Unlike other water-based cultures, the Cowlitz did not normally station their permanent villages near the water’s edge, but on the contrary, they usually built them on the river’s bluffs in close proximity to their horses grazing on the adjoining prairies.
Winter villages tended to be located in low-lying sheltered places that were warmer and shielded from the elements, usually on streams (especially at their mouths or where two came together), often where fall fish runs occurred, or at least where fresh water and other crucial resources were readily available. The Cowlitz, living on the west side of the Cascade Range, had a concern to be located at a high enough elevation to avoid flooding. Some people usually stayed in the winter villages year-round while the remainder moved to seasonal camps.
The Lower Cowlitz had twenty-nine villages between the river’s mouth on the Columbia and a short distance above the current Barrier Dam near the fish hatchery. They were: Kawimni (14 longhouses), Tiahanakshih "On Rock" (20 longhouses), Wakothmali "Perpendicular", Sthwe "Martin" (10 longhouses). Was this village named Martin because of the presence of that bird of the swallow family, or was it the village from which came the St. Martin family? This was a mixed village of Cowlitz and Cathlamet. Naiyakotsuith (The first half of this word means "place" or "home" and the second half means "bones". Was this the location of a war? Was this possibly the village where Ogden returned with 30 – 40 men that were mostly Iroquois and killed thirteen Cowlitz men, women, and children? Silkenstahlnsh "Slave town" (6 longhouses). In this village they spoke a mixture of Cowlitz and Cathlamet (Chinook). It was a place where slaves were brought and kept before being traded to northern and eastern tribes, Tsakalumh "Red Earth" (7 longhouses).

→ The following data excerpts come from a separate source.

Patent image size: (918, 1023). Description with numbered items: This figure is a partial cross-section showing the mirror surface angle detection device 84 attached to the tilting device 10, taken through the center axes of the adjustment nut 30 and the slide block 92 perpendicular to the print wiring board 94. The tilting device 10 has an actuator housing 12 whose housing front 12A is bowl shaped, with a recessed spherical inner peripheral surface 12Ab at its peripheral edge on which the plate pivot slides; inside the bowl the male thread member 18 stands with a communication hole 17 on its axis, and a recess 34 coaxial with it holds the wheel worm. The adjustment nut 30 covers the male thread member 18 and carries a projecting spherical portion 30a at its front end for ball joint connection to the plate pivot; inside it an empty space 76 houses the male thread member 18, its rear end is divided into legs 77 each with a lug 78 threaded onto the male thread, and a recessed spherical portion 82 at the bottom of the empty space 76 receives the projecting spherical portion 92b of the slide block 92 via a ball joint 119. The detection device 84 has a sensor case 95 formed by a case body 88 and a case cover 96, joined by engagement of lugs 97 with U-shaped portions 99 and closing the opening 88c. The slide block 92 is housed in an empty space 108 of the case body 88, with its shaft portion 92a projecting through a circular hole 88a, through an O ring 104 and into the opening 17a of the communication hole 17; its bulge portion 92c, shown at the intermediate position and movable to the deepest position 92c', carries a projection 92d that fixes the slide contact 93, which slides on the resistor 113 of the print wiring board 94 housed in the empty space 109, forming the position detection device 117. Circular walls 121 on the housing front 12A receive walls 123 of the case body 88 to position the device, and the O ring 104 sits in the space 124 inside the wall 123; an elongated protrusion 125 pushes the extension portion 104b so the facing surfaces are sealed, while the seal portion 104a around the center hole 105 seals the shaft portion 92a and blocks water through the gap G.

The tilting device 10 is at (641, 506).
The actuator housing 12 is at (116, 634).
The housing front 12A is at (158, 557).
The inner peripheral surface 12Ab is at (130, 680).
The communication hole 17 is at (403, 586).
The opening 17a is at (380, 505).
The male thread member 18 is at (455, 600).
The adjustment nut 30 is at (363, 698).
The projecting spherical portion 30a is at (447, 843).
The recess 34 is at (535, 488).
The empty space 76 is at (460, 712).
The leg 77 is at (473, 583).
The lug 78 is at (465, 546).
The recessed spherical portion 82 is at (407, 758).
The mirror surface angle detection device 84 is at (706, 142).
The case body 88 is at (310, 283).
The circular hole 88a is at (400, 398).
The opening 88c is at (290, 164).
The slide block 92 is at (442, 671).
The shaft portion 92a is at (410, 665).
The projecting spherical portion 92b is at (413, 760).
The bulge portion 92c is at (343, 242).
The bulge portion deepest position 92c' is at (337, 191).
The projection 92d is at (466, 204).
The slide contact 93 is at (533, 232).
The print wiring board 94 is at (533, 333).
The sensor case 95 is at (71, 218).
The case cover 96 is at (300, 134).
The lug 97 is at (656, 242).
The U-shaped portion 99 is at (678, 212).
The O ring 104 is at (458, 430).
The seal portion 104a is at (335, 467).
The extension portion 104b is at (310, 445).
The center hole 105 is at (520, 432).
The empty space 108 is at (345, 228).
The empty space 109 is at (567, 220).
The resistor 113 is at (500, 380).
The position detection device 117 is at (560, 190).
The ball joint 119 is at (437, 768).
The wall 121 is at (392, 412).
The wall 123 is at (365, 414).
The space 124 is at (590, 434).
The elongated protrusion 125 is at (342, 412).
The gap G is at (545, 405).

Today you can still scratch away ash from the 1980 Mount St. Helen’s eruption, which is on the surface, and see the red earth that is underneath, Kamalstn (20 longhouses), Whaluh (20 longhouses), Wiyamitih "Long Rifle" (More than 20 longhouses, Wahlahetkuk (about 30 longhouses), Tsqahlimihl "It is marked" (10 longhouses), Tskeletn "Elk" (10 longhouses), Skatiekatns "Crows Sweat Lodge" (22 longhouses), Kamatsih (12 longhouses), Stumtamanhl "Dentalium Shell" (8 longhouses), Tsqatiha "Gray Buck House" (8 longhouses), Tsiuhpunhl "An Edible Root" (10 longhouses), Hlaqul (8 longhouses), Awelkinhl "Red Paint" (20 longhouses), Matup (30 longhouses), Tawamiluhawihl "A Road, to Cut or Mow" referring to a road cut through a cat tail marsh (20 longhouses); these last two villages are the site of the present day Toledo, Washington. There were 50 longhouses where the city of Toledo now stands. Hatlakaluustn (10 longhouses), Sqehlapiluhawihl "Stump Road" (10 longhouses), Taqup "Spotted Buttock" (20 longhouses), Tskaiyuw "River Bend" (10 longhouses), Quelt (12 longhouses), and Shilalalh (10 longhouses).
There were approximately 407 – 445 Lower Cowlitz longhouses. The modern day Cowlitz know the locations of these ancient village sites, but elect to keep this as their sacred secret knowledge. Once each year they travel down the river and officiate a sacred ceremony at each of these sites. There was an average of 15 longhouses in each village, and the villages averaged approximately 1.6 miles between each of them. The village sites from Awelkinhl on upstream were chosen so that the prairie land opened up from behind; whereas, the lower river village sites were chosen for their fishing facilities.